Estes dispensam apresentação. Depois de um concerto no Porto em 2022 que converteu muitos cépticos à banda de desenhos animados de Damon Albarn e Jamie Hewlett, os Gorillaz regressam aos discos dia 24 de Fevereiro para o seu oitavo álbum "Cracker Island". Damon é neste momento um dos artistas mais bem conectados da indústria, por isso não é de admirar o desfile de estrelas na folha de créditos do álbum, incluindo os Tame Impala, Bootie Brown e Thundercat. Já pudemos ouvir os singles "Cracker Island", "Baby Queen" e "New Gold", sendo este último, com os Tame Impala, o tema mais forte até ao momento. E não esquecer que ainda teremos o regresso aos palcos dos blur em 2023.


The Lathums — "From Nothing To A Little Bit More" (24 Fevereiro)
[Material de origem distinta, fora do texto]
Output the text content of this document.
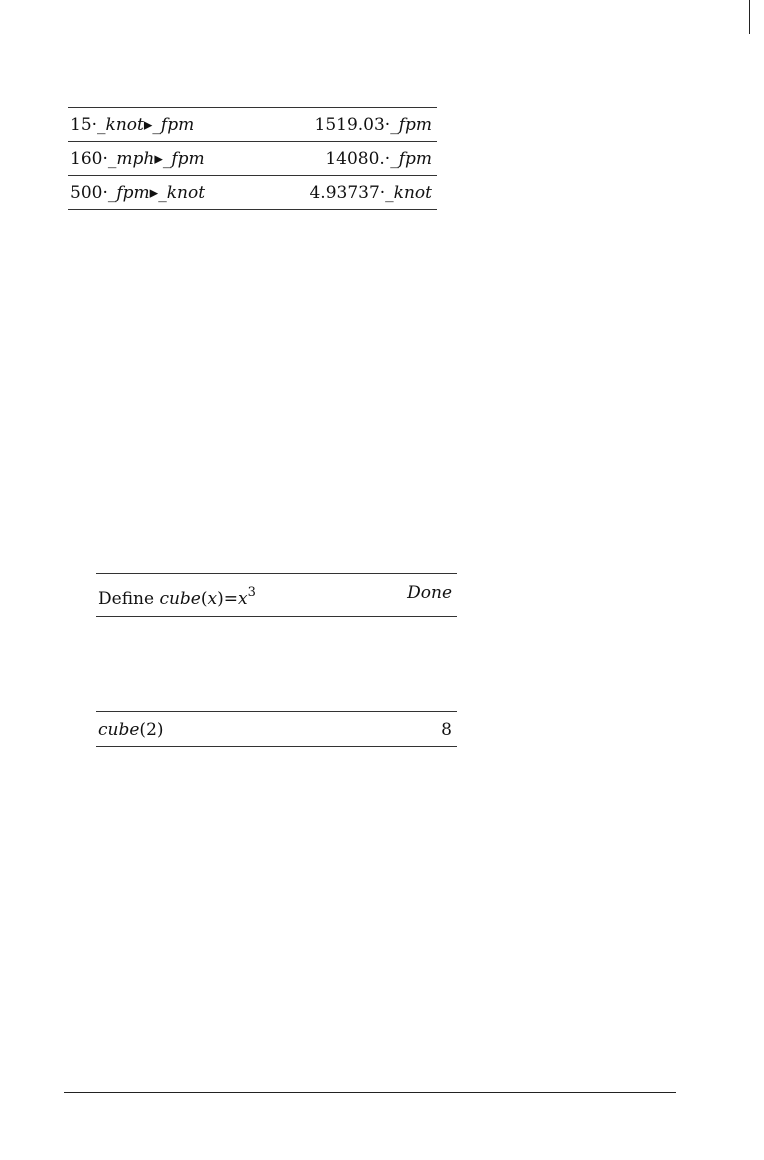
15·_knot▸_fpm	1519.03·_fpm
160·_mph▸_fpm	14080.·_fpm
500·_fpm▸_knot	4.93737·_knot
Define $cube(x)=x^3$	Done
cube(2)	8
O nono álbum dos The Lathums, "From Nothing To A Little Bit More", chega também a 24 de Fevereiro, sucedendo a "How Beautiful Life Can Be", de 2021. O vibrante single de avanço, "Say My Name", faz com o novo disco da banda de Wigan seja uma das minhas apostas para 2023.


Lana Del Rey — "Did You Know That There's a Tunnel Under Ocean Blvd" (10 Março)

A maravilhosa Lana Del Rey regressa a 10 de Março com o seu nono álbum, "Did You Know That There's a Tunnel Under Ocean Blvd", sucessor de "Blue Bannisters" de 2021. O excelente tema-título saiu em Setembro passado e só nos dá indicações positivas para o que eu espero que seja um dos álbuns do ano.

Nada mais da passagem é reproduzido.